O artigo 3º, § 4º, por exemplo, estipula: “Para fins de reconhecimento, a autoridade ou instituição responsável manterá, sobre o falecido: a. os dados relativos à características gerais; b. a identificação; c. as fotos do corpo; d. a ficha datiloscópica; e. o resultado da necropsia, se efetuada; f. outros dados julgados pertinentes”. Mas no ICB as partes de diferentes corpos misturam-se, sem qualquer identificação, o que cria problemas éticos e legais.

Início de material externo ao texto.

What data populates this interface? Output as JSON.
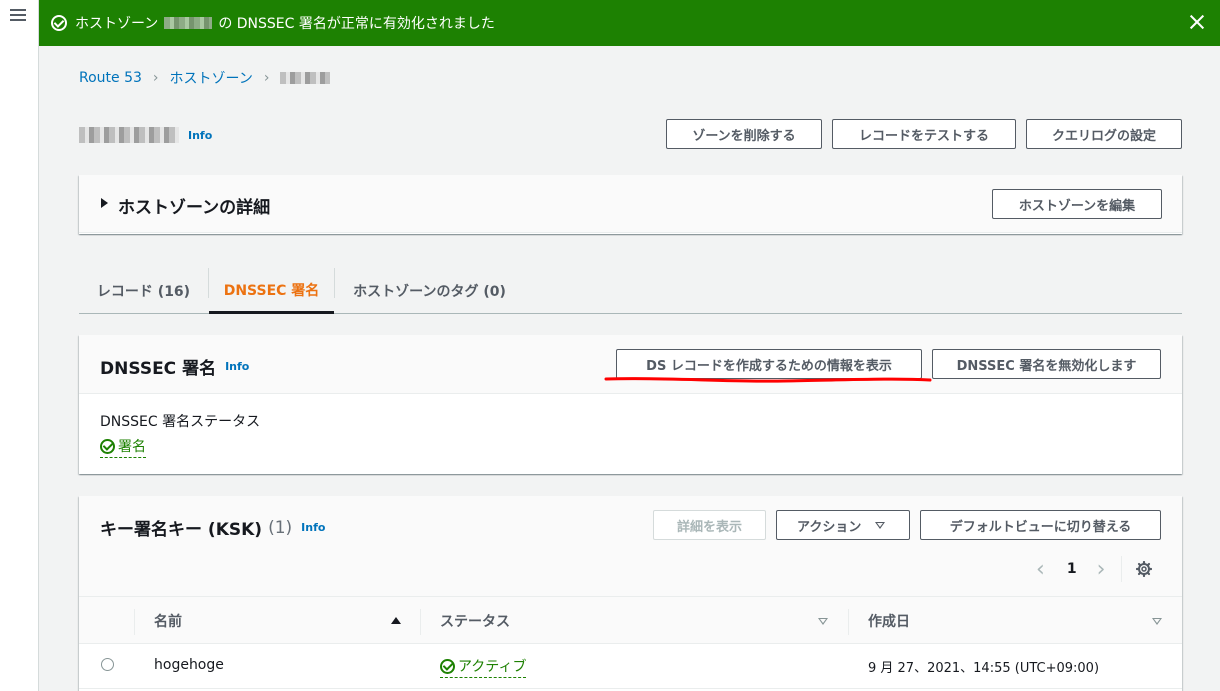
{
  "flash": {
    "message_prefix": "ホストゾーン",
    "message_suffix": "の DNSSEC 署名が正常に有効化されました",
    "color": "#1d8102"
  },
  "breadcrumb": {
    "items": [
      "Route 53",
      "ホストゾーン"
    ]
  },
  "header": {
    "info": "Info",
    "buttons": [
      "ゾーンを削除する",
      "レコードをテストする",
      "クエリログの設定"
    ]
  },
  "details_panel": {
    "title": "ホストゾーンの詳細",
    "edit_button": "ホストゾーンを編集"
  },
  "tabs": [
    {
      "label": "レコード (16)",
      "active": false
    },
    {
      "label": "DNSSEC 署名",
      "active": true
    },
    {
      "label": "ホストゾーンのタグ (0)",
      "active": false
    }
  ],
  "dnssec_panel": {
    "title": "DNSSEC 署名",
    "info": "Info",
    "show_ds_button": "DS レコードを作成するための情報を表示",
    "disable_button": "DNSSEC 署名を無効化します",
    "status_label": "DNSSEC 署名ステータス",
    "status_value": "署名"
  },
  "ksk_panel": {
    "title": "キー署名キー (KSK)",
    "count": "(1)",
    "info": "Info",
    "details_button": "詳細を表示",
    "actions_button": "アクション",
    "default_view_button": "デフォルトビューに切り替える",
    "page_number": "1",
    "columns": [
      "名前",
      "ステータス",
      "作成日"
    ],
    "rows": [
      {
        "name": "hogehoge",
        "status": "アクティブ",
        "created": "9 月 27、2021、14:55 (UTC+09:00)"
      }
    ]
  },
  "colors": {
    "link": "#0073bb",
    "active_tab": "#ec7211",
    "success": "#1d8102",
    "annotation": "#ff0000"
  }
}
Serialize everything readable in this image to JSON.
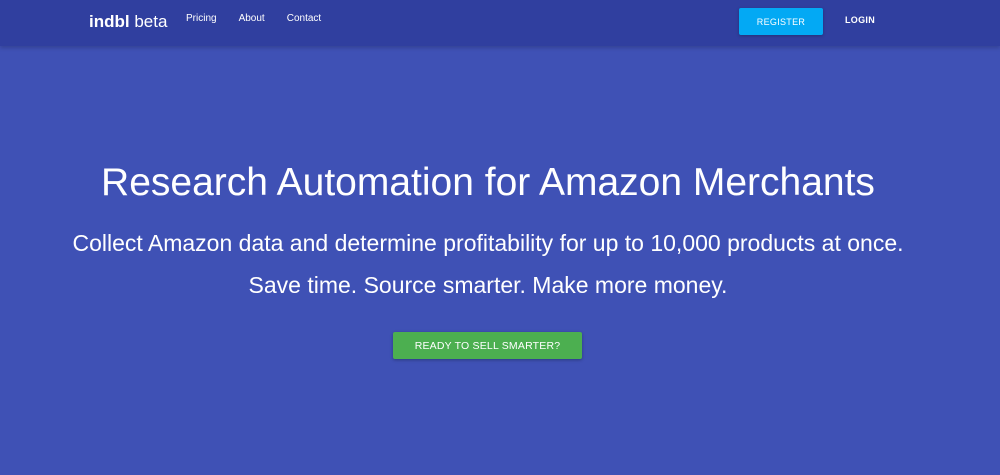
{
  "colors": {
    "page_background": "#3f51b5",
    "navbar_background": "#303f9f",
    "register_button": "#03a9f4",
    "cta_button": "#4caf50",
    "text": "#ffffff"
  },
  "navbar": {
    "brand_name": "indbl",
    "brand_tag": "beta",
    "links": [
      "Pricing",
      "About",
      "Contact"
    ],
    "register_label": "REGISTER",
    "login_label": "LOGIN"
  },
  "hero": {
    "title": "Research Automation for Amazon Merchants",
    "subtitle_line1": "Collect Amazon data and determine profitability for up to 10,000 products at once.",
    "subtitle_line2": "Save time. Source smarter. Make more money.",
    "cta_label": "READY TO SELL SMARTER?"
  }
}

“É muito estranho esse zelo repentino dos dirigentes do Departamento de Anatomia em 2010”, critica Cerqueira, lembrando que duas publicações dos estudantes — O Bisturi, do curso de Medicina, e Alta Rotação, da Odontologia — denunciaram, em 2008, o problema das peças anatômicas. Além disso, já em 2006 um abaixo-assinado firmado por 194 estudantes, que pedia providências para a situação, foi entregue ao então chefe do Departamento, mas arquivado após o “ciente” do destinatário.
Quanto à atitude da CJ, Cerqueira protesta: “Não consigo entender como a CJ, sem antes fazer qualquer apuração, sem receber meu ponto de vista, já estabelece uma pena”. Segundo o professor, esse modo de agir lembra uma passagem da obra Alice no País das Maravilhas, de Lewis Carrol, em que a desvairada personagem Rainha de Copas, questionada por Alice sobre por que razão mandara “cortar cabeças” sem o devido processo, respondeu-lhe: “Primeiro a condenação e depois o processo”.
Procurado pelo Informativo Adusp para comentar o caso, o diretor do ICB enviou a seguinte declaração, por intermédio de sua secretária: “O professor Rui Curi pediu para informá-lo de que este assunto está sendo analisado em um Processo Administrativo Disciplinar com respaldo jurídico da CJ, não podendo nesse momento dar qualquer entrevista”.